Because folks, life for José isn’t always the trouble-free paradise pictured in juxtaposition to “Joe Legal.” 

From my personal experiences with immigrants, I’d say it’s much more likely that José leaves his construction job and heads to his janitorial position at the high school where he empties trash and pries gum off desks. On Saturday and Sunday, José works as a parking lot attendant to help support his family here and have something left to send to loved ones back home.

José Jr. comes to class exhausted because he had to move again in the middle of the night; authorities are looking to deport his father. He wants desperately to achieve, but the curriculum mandates that his even his ESL teacher must speak only in English.

José’s daughter is violently assaulted by a criminal who will go on to assault plenty of others, citizens and non-citizens,  but she’s terrified of pressing charges or seeking medical or psychological treatment due to her immigration status.

Yes, there are problems with the system, but I would suggest that none of that justifies discrimination, hatred, or apathy when it comes to the plight of undocumented immigrants in this country. I’ve touched on only a small fraction of the heated political arguments surrounding the subject, but in all honesty, that’s not what bothers me the most.

What’s most disturbing is that the above erroneous, overly simplified, bigoted piece of crap is being circulated among the Facebook pages of those who also call themselves Christians.

Billboard

Image Source

Does no one see a problem with this?! How exactly, do we think Jesus would treat undocumented immigrants? As Christians, do we think we’re somehow allowed to suspend our faith in favor of staunchly conservative immigration policies whenever it suits us? Do we imagine that our carefully created and defended borders really matter one iota to the God who created and loves the world and all the souls He placed within?

It seems to me Jesus was all about breaking down borders. Crossing boundary lines. Loving everyone in word and deed. 

A few Bible snippets for your consideration: 

“When a stranger resides with you in your land, you shall not do him wrong. You shall treat the stranger who resides with you as the native among you, and you shall love him as yourself, for you were strangers in the land of Egypt; I am the Lord your God.” Leviticus 19: 33-34

“For I was hungry and you gave me food, I was thirsty and you gave me drink, I was a stranger, and you welcomed me…” Matthew 25:35

“The King will reply, ‘Truly I tell you, whatever you did for one of the least of these brothers and sisters of mine, you did for me.” Matthew 25: 40. 

“And people will come from east and west, from north and south, and recline at the table in the kingdom of God.” Luke 13:29.
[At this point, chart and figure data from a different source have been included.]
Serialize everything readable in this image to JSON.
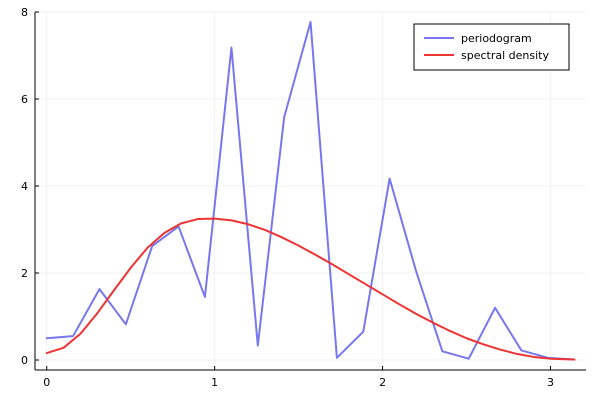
{
  "chart_data": {
    "type": "line",
    "title": "",
    "xlabel": "",
    "ylabel": "",
    "xlim": [
      0,
      3.14159
    ],
    "ylim": [
      0,
      8
    ],
    "x_ticks": [
      0,
      1,
      2,
      3
    ],
    "y_ticks": [
      0,
      2,
      4,
      6,
      8
    ],
    "grid": true,
    "legend_position": "top-right",
    "series": [
      {
        "name": "periodogram",
        "color": "#7777ee",
        "x": [
          0,
          0.157,
          0.314,
          0.471,
          0.628,
          0.785,
          0.942,
          1.1,
          1.257,
          1.414,
          1.571,
          1.728,
          1.885,
          2.042,
          2.199,
          2.356,
          2.513,
          2.67,
          2.827,
          2.985,
          3.142
        ],
        "y": [
          0.5,
          0.55,
          1.63,
          0.82,
          2.62,
          3.07,
          1.45,
          7.18,
          0.33,
          5.58,
          7.77,
          0.05,
          0.65,
          4.17,
          2.05,
          0.2,
          0.03,
          1.2,
          0.22,
          0.05,
          0.01
        ]
      },
      {
        "name": "spectral density",
        "color": "#ee3333",
        "x": [
          0,
          0.1,
          0.2,
          0.3,
          0.4,
          0.5,
          0.6,
          0.7,
          0.8,
          0.9,
          1.0,
          1.1,
          1.2,
          1.3,
          1.4,
          1.5,
          1.6,
          1.7,
          1.8,
          1.9,
          2.0,
          2.1,
          2.2,
          2.3,
          2.4,
          2.5,
          2.6,
          2.7,
          2.8,
          2.9,
          3.0,
          3.142
        ],
        "y": [
          0.16,
          0.28,
          0.6,
          1.07,
          1.6,
          2.12,
          2.58,
          2.92,
          3.14,
          3.24,
          3.25,
          3.21,
          3.12,
          2.99,
          2.82,
          2.63,
          2.42,
          2.2,
          1.97,
          1.74,
          1.51,
          1.28,
          1.06,
          0.86,
          0.67,
          0.5,
          0.36,
          0.24,
          0.14,
          0.07,
          0.03,
          0.01
        ]
      }
    ]
  }
}
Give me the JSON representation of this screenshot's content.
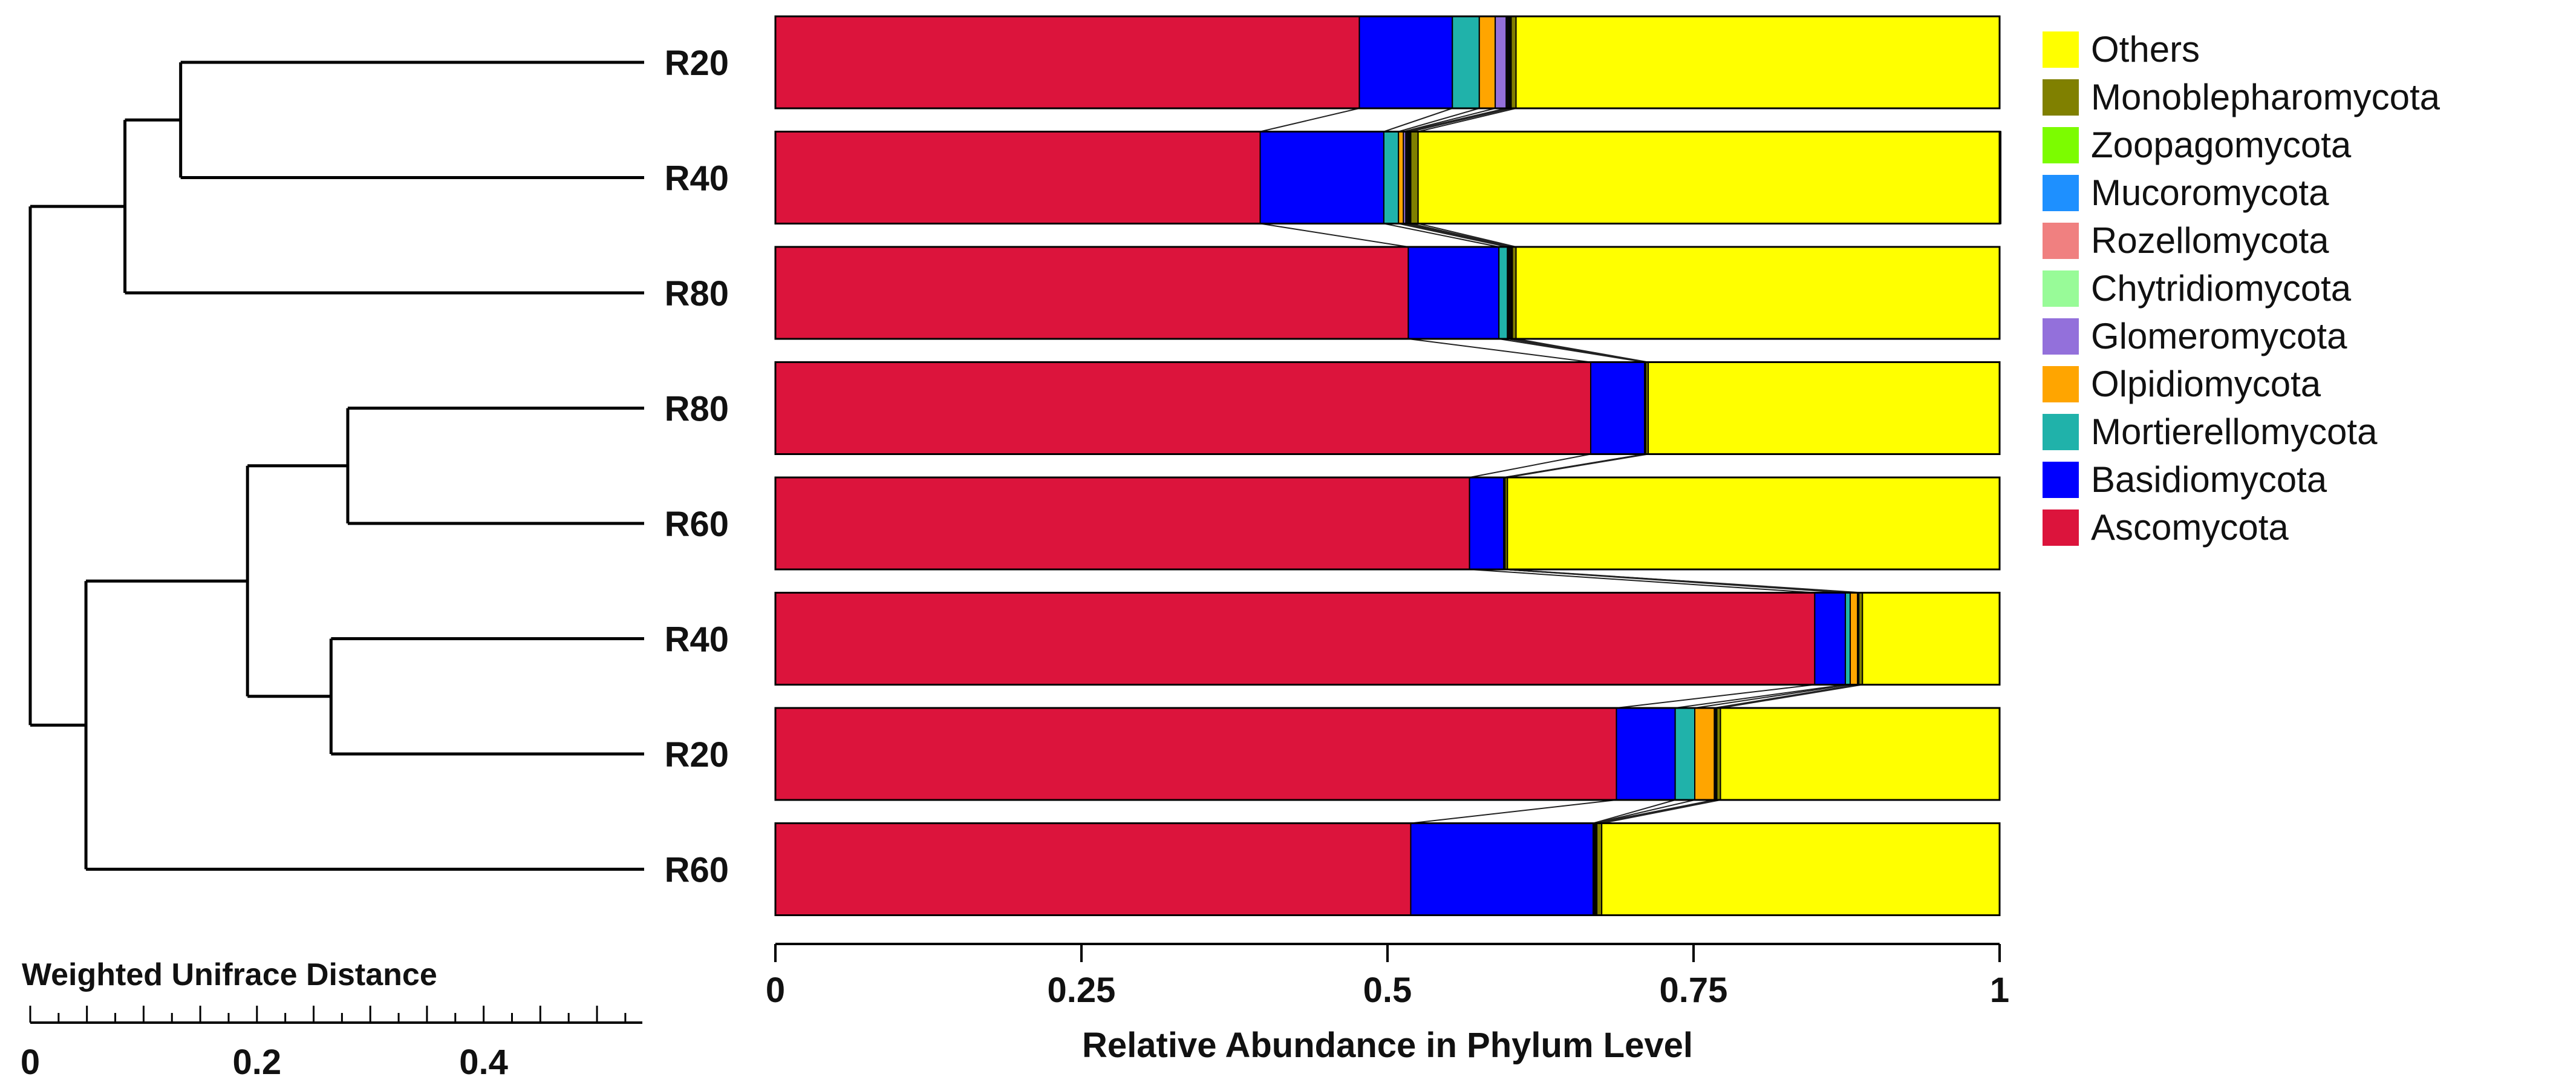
{
  "chart_data": {
    "type": "bar",
    "orientation": "horizontal",
    "stacked": true,
    "xlabel": "Relative Abundance in Phylum Level",
    "xlim": [
      0,
      1
    ],
    "xticks": [
      "0",
      "0.25",
      "0.5",
      "0.75",
      "1"
    ],
    "samples": [
      "R20",
      "R40",
      "R80",
      "R80",
      "R60",
      "R40",
      "R20",
      "R60"
    ],
    "series": [
      {
        "name": "Ascomycota",
        "color": "#DC143C",
        "values": [
          0.477,
          0.396,
          0.517,
          0.666,
          0.567,
          0.849,
          0.687,
          0.519
        ]
      },
      {
        "name": "Basidiomycota",
        "color": "#0000FF",
        "values": [
          0.076,
          0.101,
          0.074,
          0.044,
          0.028,
          0.025,
          0.048,
          0.149
        ]
      },
      {
        "name": "Mortierellomycota",
        "color": "#20B2AA",
        "values": [
          0.022,
          0.012,
          0.007,
          0.001,
          0.001,
          0.004,
          0.016,
          0.001
        ]
      },
      {
        "name": "Olpidiomycota",
        "color": "#FFA500",
        "values": [
          0.013,
          0.004,
          0.001,
          0.0,
          0.0,
          0.006,
          0.016,
          0.001
        ]
      },
      {
        "name": "Glomeromycota",
        "color": "#9370DB",
        "values": [
          0.009,
          0.002,
          0.001,
          0.0,
          0.0,
          0.0,
          0.001,
          0.0
        ]
      },
      {
        "name": "Chytridiomycota",
        "color": "#98FB98",
        "values": [
          0.001,
          0.001,
          0.001,
          0.0,
          0.0,
          0.001,
          0.001,
          0.001
        ]
      },
      {
        "name": "Rozellomycota",
        "color": "#F08080",
        "values": [
          0.001,
          0.001,
          0.001,
          0.0,
          0.0,
          0.0,
          0.0,
          0.0
        ]
      },
      {
        "name": "Mucoromycota",
        "color": "#1E90FF",
        "values": [
          0.001,
          0.001,
          0.0,
          0.0,
          0.0,
          0.0,
          0.0,
          0.0
        ]
      },
      {
        "name": "Zoopagomycota",
        "color": "#7CFC00",
        "values": [
          0.001,
          0.001,
          0.0,
          0.0,
          0.0,
          0.0,
          0.0,
          0.0
        ]
      },
      {
        "name": "Monoblepharomycota",
        "color": "#808000",
        "values": [
          0.004,
          0.006,
          0.003,
          0.002,
          0.002,
          0.003,
          0.003,
          0.004
        ]
      },
      {
        "name": "Others",
        "color": "#FFFF00",
        "values": [
          0.395,
          0.476,
          0.395,
          0.287,
          0.402,
          0.112,
          0.228,
          0.325
        ]
      }
    ],
    "legend": [
      "Others",
      "Monoblepharomycota",
      "Zoopagomycota",
      "Mucoromycota",
      "Rozellomycota",
      "Chytridiomycota",
      "Glomeromycota",
      "Olpidiomycota",
      "Mortierellomycota",
      "Basidiomycota",
      "Ascomycota"
    ],
    "legend_position": "right",
    "grid": false
  },
  "dendrogram": {
    "title": "Weighted Unifrace Distance",
    "scale_ticks": [
      "0",
      "0.2",
      "0.4"
    ],
    "scale_range": [
      0,
      0.54
    ],
    "tree": {
      "h": 0.0,
      "children": [
        {
          "h": 0.085,
          "children": [
            {
              "h": 0.135,
              "children": [
                {
                  "leaf": 0
                },
                {
                  "leaf": 1
                }
              ]
            },
            {
              "leaf": 2
            }
          ]
        },
        {
          "h": 0.05,
          "children": [
            {
              "h": 0.195,
              "children": [
                {
                  "h": 0.285,
                  "children": [
                    {
                      "leaf": 3
                    },
                    {
                      "leaf": 4
                    }
                  ]
                },
                {
                  "h": 0.27,
                  "children": [
                    {
                      "leaf": 5
                    },
                    {
                      "leaf": 6
                    }
                  ]
                }
              ]
            },
            {
              "leaf": 7
            }
          ]
        }
      ]
    }
  }
}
“Teacher, which is the greatest commandment in the Law?” Jesus replied: “‘Love the Lord your God with all your heart and with all your soul and with all your mind.’[a] 38 This is the first and greatest commandment. 39 And the second is like it: ‘Love your neighbor as yourself.’[b] 40 All the Law and the Prophets hang on these two commandments.” Matthew 22:36-40

“Thus says the Lord of hosts, Render true judgments, show kindness and mercy to one another, do not oppress the widow, the fatherless, the foreigner, or the poor, and let none of you devise evil against another in your heart.” Zechariah 7: 9-10

“For God so loved the world that he gave his one and only Son, so that whoever believes in him shall not perish but have everlasting life.” John 3:16

These are only a few of the many verses that suggest that Jesus would treat undocumented immigrants (and all people) with compassion. Grace. Open arms. Offers of assistance. Genuine concern. Joyful welcome.

When God loved the world, he didn’t just mean America. When he told us to love our neighbor, he wasn’t referring solely to the upper-middle class individuals who were raised in our hometown, attend the same church, and hold exactly the same political and social opinions.

I’m pretty sure Jesus would wrap his arms around José and say, “You’re my child. Come on over. Let me share these loaves with you.”